Diğer bir mineral kalsiyumdur ve kalsiyum süt ürünleri, kuru bakliyat ve yeşil yapraklı sebzelerde bulunur. Günlük kalsiyum ihtiyacımız gebelikte 1300 mg dır ve bir büyük bardak süt içtiğimizde (240ml) 300 mg kalsiyum almış oluruz. Magnezyum ise gebeliğin özellikle 2. yarısında mevcut bacak kramplarının giderilmesinde oldukça yararlı olacaktır.
B vitamini alımında doğal beslenme yeterli olacaktır. B vitamin en çok tam tahıllı yiyecekler, taze yeşillikler, fındık, fıstık gibi kuru yemişler ve kuru bakliyatta vardır.

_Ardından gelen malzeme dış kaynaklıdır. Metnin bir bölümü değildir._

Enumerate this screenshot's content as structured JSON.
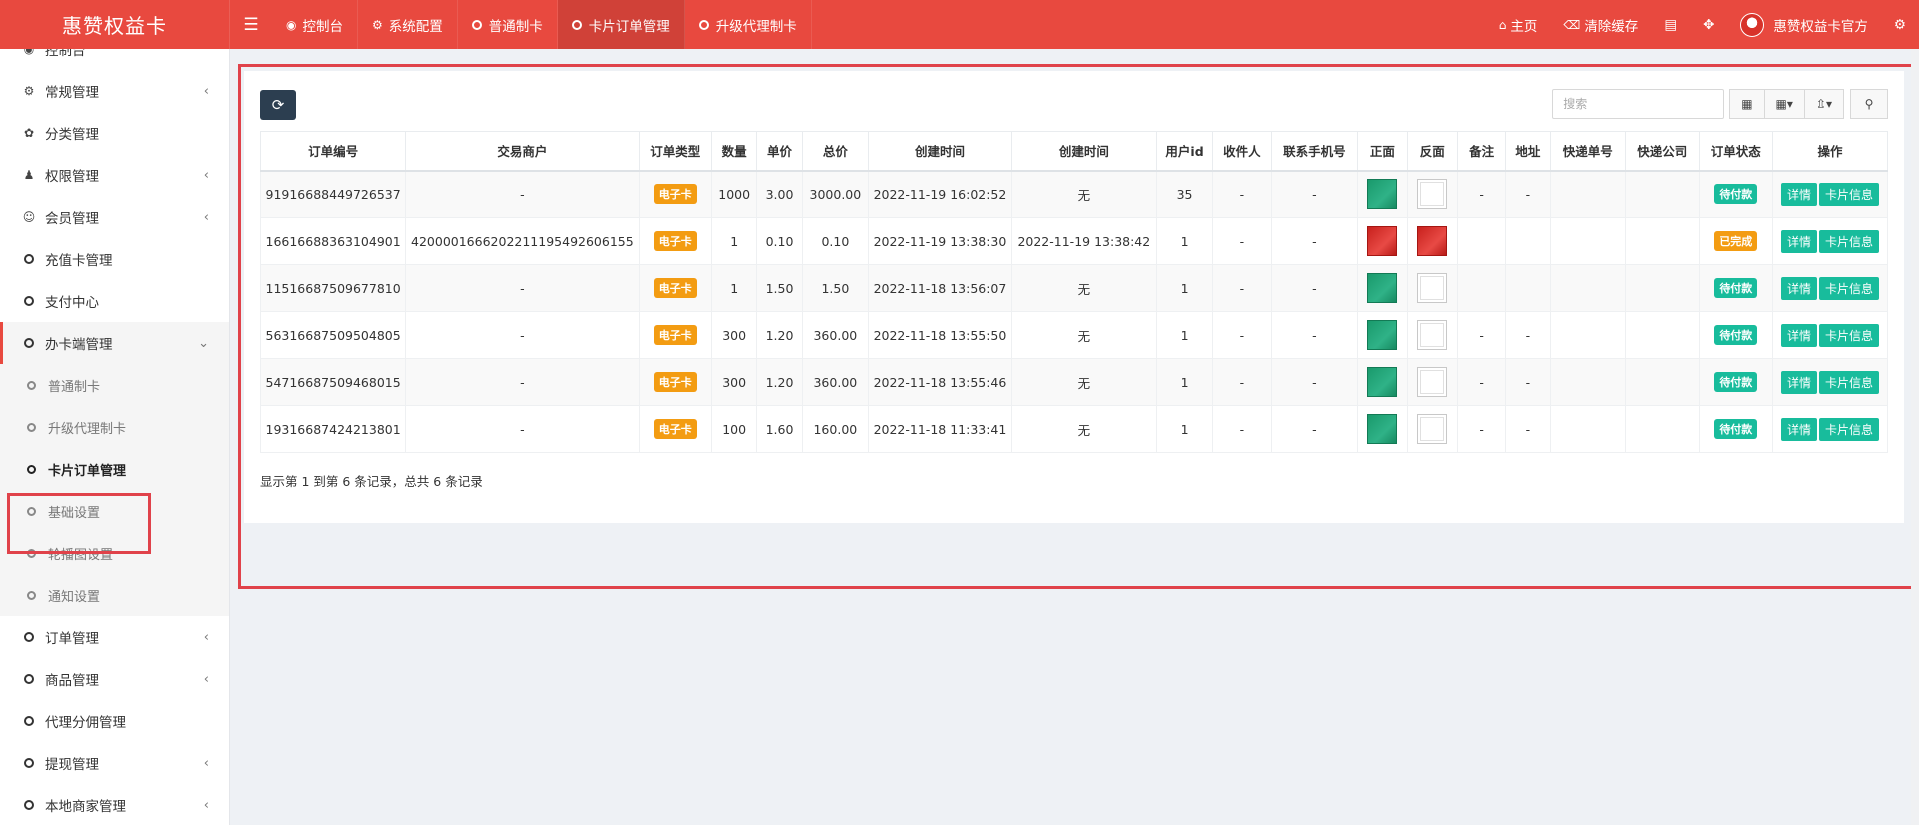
{
  "app": {
    "title": "惠赞权益卡"
  },
  "topnav": {
    "items": [
      {
        "label": "控制台",
        "icon": "dashboard-icon"
      },
      {
        "label": "系统配置",
        "icon": "gear-icon"
      },
      {
        "label": "普通制卡",
        "icon": "circle-icon"
      },
      {
        "label": "卡片订单管理",
        "icon": "circle-icon"
      },
      {
        "label": "升级代理制卡",
        "icon": "circle-icon"
      }
    ],
    "right": {
      "home": "主页",
      "clear_cache": "清除缓存",
      "user": "惠赞权益卡官方"
    }
  },
  "sidebar": {
    "items": [
      {
        "label": "控制台"
      },
      {
        "label": "常规管理"
      },
      {
        "label": "分类管理"
      },
      {
        "label": "权限管理"
      },
      {
        "label": "会员管理"
      },
      {
        "label": "充值卡管理"
      },
      {
        "label": "支付中心"
      },
      {
        "label": "办卡端管理"
      },
      {
        "label": "普通制卡"
      },
      {
        "label": "升级代理制卡"
      },
      {
        "label": "卡片订单管理"
      },
      {
        "label": "基础设置"
      },
      {
        "label": "轮播图设置"
      },
      {
        "label": "通知设置"
      },
      {
        "label": "订单管理"
      },
      {
        "label": "商品管理"
      },
      {
        "label": "代理分佣管理"
      },
      {
        "label": "提现管理"
      },
      {
        "label": "本地商家管理"
      }
    ]
  },
  "toolbar": {
    "search_placeholder": "搜索"
  },
  "table": {
    "headers": [
      "订单编号",
      "交易商户",
      "订单类型",
      "数量",
      "单价",
      "总价",
      "创建时间",
      "创建时间",
      "用户id",
      "收件人",
      "联系手机号",
      "正面",
      "反面",
      "备注",
      "地址",
      "快递单号",
      "快递公司",
      "订单状态",
      "操作"
    ],
    "detail_label": "详情",
    "card_info_label": "卡片信息",
    "rows": [
      {
        "order_no": "91916688449726537",
        "merchant": "-",
        "type": "电子卡",
        "qty": "1000",
        "unit_price": "3.00",
        "total": "3000.00",
        "created": "2022-11-19 16:02:52",
        "created2": "无",
        "user_id": "35",
        "recipient": "-",
        "phone": "-",
        "front": "green",
        "back": "broken",
        "remark": "-",
        "address": "-",
        "express_no": "",
        "express_co": "",
        "status": "待付款",
        "status_color": "green"
      },
      {
        "order_no": "16616688363104901",
        "merchant": "420000166620221119549260615​5",
        "type": "电子卡",
        "qty": "1",
        "unit_price": "0.10",
        "total": "0.10",
        "created": "2022-11-19 13:38:30",
        "created2": "2022-11-19 13:38:42",
        "user_id": "1",
        "recipient": "-",
        "phone": "-",
        "front": "red",
        "back": "red",
        "remark": "",
        "address": "",
        "express_no": "",
        "express_co": "",
        "status": "已完成",
        "status_color": "orange"
      },
      {
        "order_no": "11516687509677810",
        "merchant": "-",
        "type": "电子卡",
        "qty": "1",
        "unit_price": "1.50",
        "total": "1.50",
        "created": "2022-11-18 13:56:07",
        "created2": "无",
        "user_id": "1",
        "recipient": "-",
        "phone": "-",
        "front": "green",
        "back": "broken",
        "remark": "",
        "address": "",
        "express_no": "",
        "express_co": "",
        "status": "待付款",
        "status_color": "green"
      },
      {
        "order_no": "56316687509504805",
        "merchant": "-",
        "type": "电子卡",
        "qty": "300",
        "unit_price": "1.20",
        "total": "360.00",
        "created": "2022-11-18 13:55:50",
        "created2": "无",
        "user_id": "1",
        "recipient": "-",
        "phone": "-",
        "front": "green",
        "back": "broken",
        "remark": "-",
        "address": "-",
        "express_no": "",
        "express_co": "",
        "status": "待付款",
        "status_color": "green"
      },
      {
        "order_no": "54716687509468015",
        "merchant": "-",
        "type": "电子卡",
        "qty": "300",
        "unit_price": "1.20",
        "total": "360.00",
        "created": "2022-11-18 13:55:46",
        "created2": "无",
        "user_id": "1",
        "recipient": "-",
        "phone": "-",
        "front": "green",
        "back": "broken",
        "remark": "-",
        "address": "-",
        "express_no": "",
        "express_co": "",
        "status": "待付款",
        "status_color": "green"
      },
      {
        "order_no": "19316687424213801",
        "merchant": "-",
        "type": "电子卡",
        "qty": "100",
        "unit_price": "1.60",
        "total": "160.00",
        "created": "2022-11-18 11:33:41",
        "created2": "无",
        "user_id": "1",
        "recipient": "-",
        "phone": "-",
        "front": "green",
        "back": "broken",
        "remark": "-",
        "address": "-",
        "express_no": "",
        "express_co": "",
        "status": "待付款",
        "status_color": "green"
      }
    ]
  },
  "footer": {
    "summary": "显示第 1 到第 6 条记录，总共 6 条记录"
  }
}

İdeal kilonun üzerinde gebe kalan kadın için kaygılanmak yerine ideal bir beslenme düzenini daha kontrollü bir biçimde bir beslenme uzmanı ile kolaylıkla ayarlamak daha kolaydır. Kaygı işleri ancak zorlaştırır, kolaylaştırmaz. Normalde 2. ve 3. trimesterde gebe kadın için günde fazladan 300 kalori eklemek idealdir. Ancak ideal kilonun üzerinde gebe kalmış isek bu artışın anlamı yoktur. Gebe kadının 4. aydan sonra kilo vermeye çalışması ise kesinlikle uygun değildir.
Gebelikte ortalama kalori ihtiyacımız 2300-2400 civarındadır. Bunu tamamen kendi fiziksel durumumuz ve yaşantımızla orantılı ayarlamamız gerekir. Birçoğumuz ideal beslenmenin sınırlarını zaten çok iyi biliriz ve belki de gebelik bunun uygulanmaya başlaması için çok iyi bir fırsattır. Zira bebeğimizin iyiliği için önce biz iyi olmalıyız.

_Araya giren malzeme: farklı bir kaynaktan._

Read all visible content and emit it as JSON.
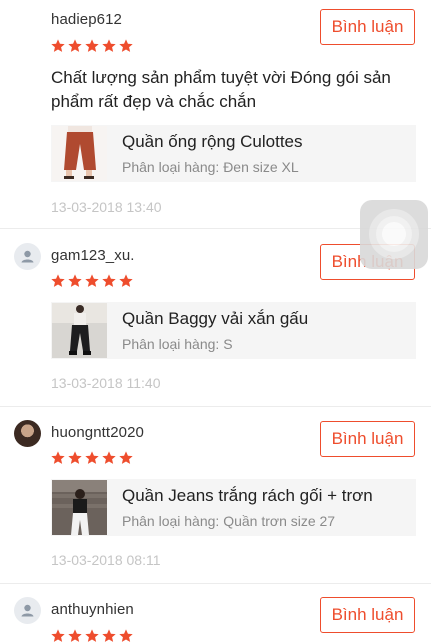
{
  "accent_color": "#ee4d2d",
  "reviews": [
    {
      "username": "hadiep612",
      "rating": 5,
      "reply_label": "Bình luận",
      "comment": "Chất lượng sản phẩm tuyệt vời Đóng gói sản phẩm rất đẹp và chắc chắn",
      "product_name": "Quần ống rộng Culottes",
      "variant": "Phân loại hàng: Đen size XL",
      "date": "13-03-2018 13:40"
    },
    {
      "username": "gam123_xu.",
      "rating": 5,
      "reply_label": "Bình luận",
      "comment": "",
      "product_name": "Quần Baggy vải xắn gấu",
      "variant": "Phân loại hàng: S",
      "date": "13-03-2018 11:40"
    },
    {
      "username": "huongntt2020",
      "rating": 5,
      "reply_label": "Bình luận",
      "comment": "",
      "product_name": "Quần Jeans trắng rách gối + trơn",
      "variant": "Phân loại hàng: Quần trơn size 27",
      "date": "13-03-2018 08:11"
    },
    {
      "username": "anthuynhien",
      "rating": 5,
      "reply_label": "Bình luận"
    }
  ]
}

Gebelik diyabeti gibi gebelikte gelişebilen metabolik bozukluklarda da tespitin ardından beslenme uzmanı ve endokrinolojiden destek alarak beslenme kişiye özel düzenlenmelidir. Burada genel geçer kurallardan çok kişiye özel olması vurgulanmalıdır çünkü zaman zaman hastalarımız bizden beslenme için listeler istiyor ancak bu aslında tek tip insan uygulaması kaygısı getirip hedefe ulaşamıyor. Hepimizin günlük hareket ve bazal metabolizması farklı olduğu için burada işbirliği ile sonuca gidilmeli ve gebe kadının kendisini çok iyi tanıması sağlanmalıdır diye düşünüyorum.

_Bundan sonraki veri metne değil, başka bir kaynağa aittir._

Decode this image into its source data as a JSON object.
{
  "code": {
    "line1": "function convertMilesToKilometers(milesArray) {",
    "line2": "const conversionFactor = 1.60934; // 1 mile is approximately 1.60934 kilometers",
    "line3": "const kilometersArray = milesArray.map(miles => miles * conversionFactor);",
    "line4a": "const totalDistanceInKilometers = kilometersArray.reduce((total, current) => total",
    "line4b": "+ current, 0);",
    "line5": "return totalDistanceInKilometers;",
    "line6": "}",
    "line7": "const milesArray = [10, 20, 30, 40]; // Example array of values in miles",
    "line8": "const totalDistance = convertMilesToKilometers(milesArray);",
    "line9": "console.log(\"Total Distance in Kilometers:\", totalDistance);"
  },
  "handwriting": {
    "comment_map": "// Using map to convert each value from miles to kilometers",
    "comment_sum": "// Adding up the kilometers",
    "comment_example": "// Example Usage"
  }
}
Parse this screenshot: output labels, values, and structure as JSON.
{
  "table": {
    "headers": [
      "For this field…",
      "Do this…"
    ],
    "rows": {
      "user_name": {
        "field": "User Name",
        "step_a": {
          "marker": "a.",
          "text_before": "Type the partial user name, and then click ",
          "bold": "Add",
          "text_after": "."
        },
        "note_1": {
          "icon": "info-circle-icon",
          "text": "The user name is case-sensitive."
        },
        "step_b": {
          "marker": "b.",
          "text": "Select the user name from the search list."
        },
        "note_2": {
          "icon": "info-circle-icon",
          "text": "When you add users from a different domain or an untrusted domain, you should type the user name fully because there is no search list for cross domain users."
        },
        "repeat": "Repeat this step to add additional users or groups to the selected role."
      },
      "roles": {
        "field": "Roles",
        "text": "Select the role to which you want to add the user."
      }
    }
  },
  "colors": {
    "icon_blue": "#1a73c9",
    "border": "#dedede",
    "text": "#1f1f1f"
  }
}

Son olarak da besinleri doğal mevsimlerinde tüketmek gerekliliğinin hiç unutulmamasıdır. Bütün dünyada tarım ürünlerinde artan oranlarda hormon kullanımı birçok besini dört mevsim bulunabilir hale getirmiştir. Sebze ve meyveleri mümkün olduğunca doğal ve organik ürünlerden seçmeliyiz. Neredeyse hangi besinin hangi mevsimde üretildiğinin unutulduğu bir zamanda yaşamak; hem bizler hem de çocuklarımız açısından beslenme doğasının düzenlenmesinde zorluklar yaratmaktadır. Ancak anne karnından başlayarak yaşamın her döneminde doğal beslenmenin önemi her zaman akılda tutulmalıdır.